Voorts blijkt uit het rapport van ZNEB dat de lekkages zijn geconstateerd door [eisers] bij onder andere de buitenkozijnen en dat volgens het onderzoek de gevels niet waterdicht waren afgesloten. Zoals al uit de bouwkundige keuring bleek, was er houtrot aanwezig in de kozijn- en deuronderdelen en waren er gebreken aan het gevelwerk geconstateerd. [eisers] had kunnen verwachten dat dit op een gegeven moment tot lekkage zou leiden en wist van deze gebreken ten tijde van de levering.
Het niet-correct invullen van de vragenlijst houdt niet per definitie een schending van de mededelingsplicht in. Het is de verantwoordelijkheid van kopers om zelf nader onderzoek te verrichten. [gedaagden] was niet op de hoogte van een lekkage in het bijgebouw en kon dan ook niet meer mededelen dan dat zij daaromtrent wisten.
4.9.3.
De rechtbank overweegt als volgt. ZNEB schrijft over deze gebreken op bladzijden 9, 10 en 11:

[eisers] deelde ons mede dat hij bij regenval lekkages constateerde bij de buitenkozijnen en op de vloer. [eisers] toonde ons videobeelden waar de lekkage van de buitenkozijnen op zichtbaar was.
De video wordt door ons bewaard ten kantore van ZNEB Expertise en Taxatie BV. [eisers] toonde ons foto’s van de waterlekkages op de betonvloer (bijlage E).
Verder deelde [eisers] ons mede dat er in het gastenverblijf een extreme plaag van zilvervisjes was en er op de wanden en het plafond vochtplekken ontstonden. [eisers] toonde ons foto’s van vochtplekken op wanden en plafonds en de koof op de grond in slaapkamer 2 (bijlage F).

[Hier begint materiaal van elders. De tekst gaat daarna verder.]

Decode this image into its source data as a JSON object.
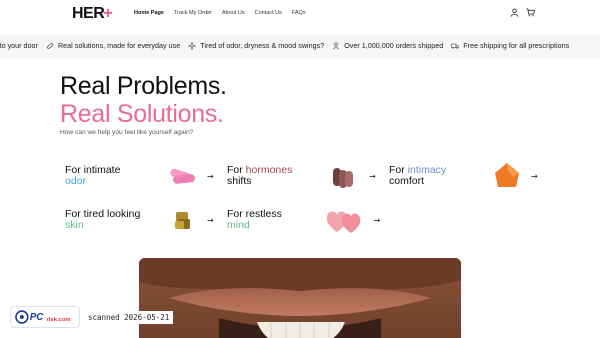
{
  "brand": {
    "logo_text": "HER",
    "logo_accent": "+"
  },
  "nav": {
    "items": [
      "Home Page",
      "Track My Order",
      "About Us",
      "Contact Us",
      "FAQs"
    ],
    "active": "Home Page"
  },
  "header_icons": [
    "account-icon",
    "cart-icon"
  ],
  "announcements": [
    {
      "icon": "truck-icon",
      "text": "y to your door"
    },
    {
      "icon": "pill-icon",
      "text": "Real solutions, made for everyday use"
    },
    {
      "icon": "sparkle-icon",
      "text": "Tired of odor, dryness & mood swings?"
    },
    {
      "icon": "person-icon",
      "text": "Over 1,000,000 orders shipped"
    },
    {
      "icon": "truck-icon",
      "text": "Free shipping for all prescriptions"
    }
  ],
  "hero": {
    "line1": "Real Problems.",
    "line2": "Real Solutions.",
    "subtitle": "How can we help you feel like yourself again?"
  },
  "categories": [
    {
      "prefix": "For intimate",
      "highlight": "odor",
      "accent": "#4aa3d6",
      "product": "pink-capsule-icon"
    },
    {
      "prefix": "For",
      "highlight_inline": "hormones",
      "suffix": "shifts",
      "accent": "#a04848",
      "product": "brown-capsule-icon"
    },
    {
      "prefix": "For",
      "highlight_inline": "intimacy",
      "suffix": "comfort",
      "accent": "#6b8fd6",
      "product": "orange-gummy-icon"
    },
    {
      "prefix": "For tired looking",
      "highlight": "skin",
      "accent": "#5fbf8a",
      "product": "gold-gummy-icon"
    },
    {
      "prefix": "For restless",
      "highlight": "mind",
      "accent": "#5fbf8a",
      "product": "pink-heart-gummy-icon"
    }
  ],
  "watermark": {
    "logo": "PCrisk.com",
    "stamp": "scanned 2026-05-21"
  },
  "colors": {
    "pink": "#e86b9c",
    "marquee_bg": "#f6f6f6",
    "text": "#111111"
  }
}
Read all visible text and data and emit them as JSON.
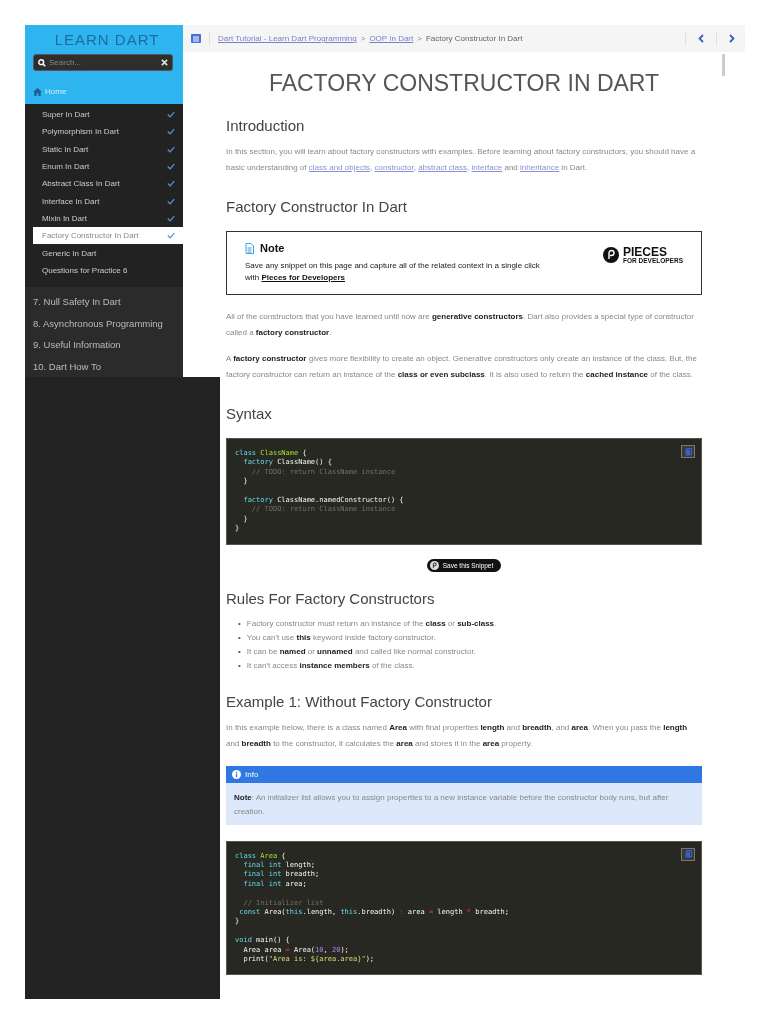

Tevens deelde [eisers] ons mede dat bij het verwijderen van de gipsplaten watervoerende leidingen boven het plafond extreem begonnen te lekken. [eisers] toonde ons foto’s (bijlage G) en videobeelden van de lekkage van de leidingen waarop zichtbaar was dat de leidingen lekken en de nieten van de bevestiging van de plafondplaten de leidingen hadden beschadigd. De video wordt door ons bewaard ten kantore van ZNEB Expertise en Taxatie BV.
Na het verwijderen van de gipsplaten stelde [eisers] vast dat er ter plaatse van woonkamer 1 achter de plafondplaten een plastic folie aanwezig was met daarop vocht en isolatiemateriaal. Wij stelden ter plaatse vast dat er bij het verlaagde plafondgedeelte van woonkamer 1 een gewapende folie was aangebracht met daarop een minerale wol isolatie. Op de folie waren vlekken aanwezig wat duidde op water. Tevens was op enkele plaatsen het regelwerk van het plafond aangetast door vocht.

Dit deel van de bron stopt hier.